When detecting chloasma treatment is appointed in a complex:

  1. For the entire period of treatment, it is important for the patient to avoid being exposed to direct sunlight.
  2. Refuse or minimize the use of cosmetics, which includes ultraviolet filters.
  3. To suppress the production of melanin, mesotherapy is used. In addition to them cosmetic means with bleaching action are appointed.
  4. To destroy the pigment, laser irradiation and selective photothermolysis are carried out.
  5. Carrying out procedures such as cryotherapy, ANA-peeling, mesotherapy, biorevitalization and dermabrasion.
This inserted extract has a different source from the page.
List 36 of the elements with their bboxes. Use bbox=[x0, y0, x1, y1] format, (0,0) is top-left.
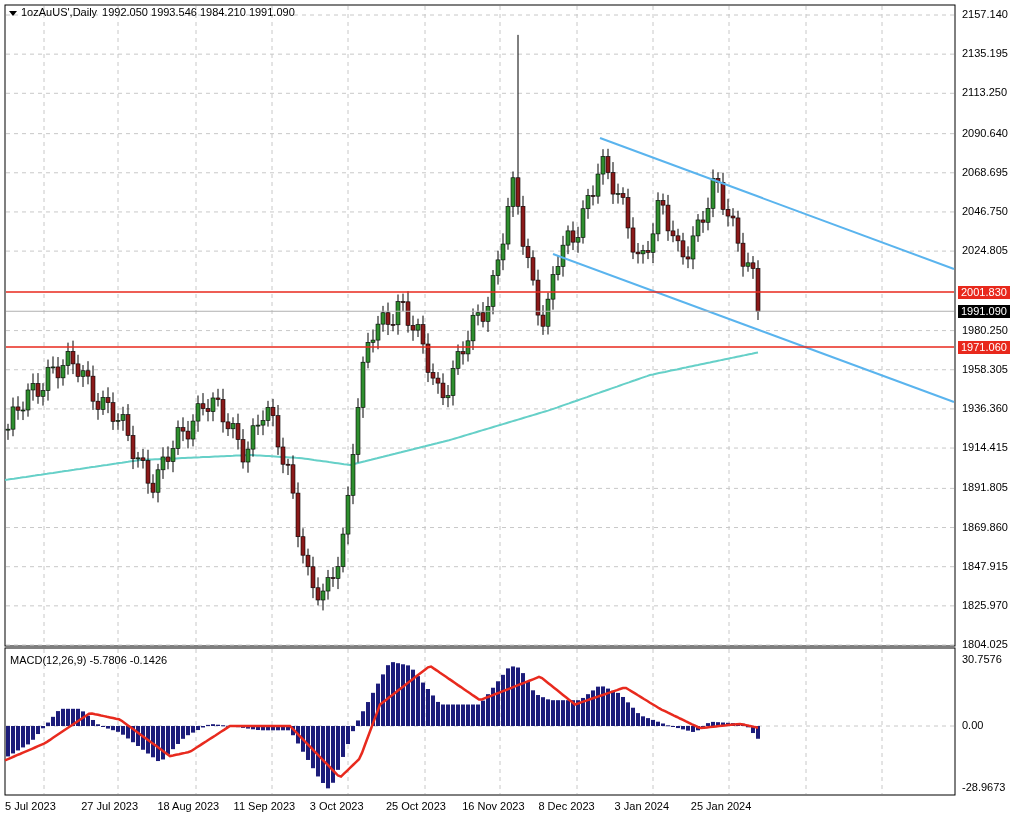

In addition, the patient will be prescribed medications:

  • vitamin and mineral complexes;
  • hormonal contraceptives.

Affected area should be treated:

  • to peel with preparations based on lactic or citric acid;
  • use bleaching creams or ointments;
  • use a cream with exfoliating effect.

To reduce or slow down the synthesis process in the epidermis of melanin, use:

  • derivatives of ascorbic acid;
  • tyrosinase inhibitors;
  • inhibitors of melanocytes.
To prevent the occurrence of chloasma, physicians are advised not to visit the solarium and limit the time spent in the open sun. On sunny days, going out, you should treat the skin with sunscreen creams. And in the hot season choose free clothes that will not rub the skin of the body. It is also necessary to avoid skin contact with any chemicals that can erode the epidermis.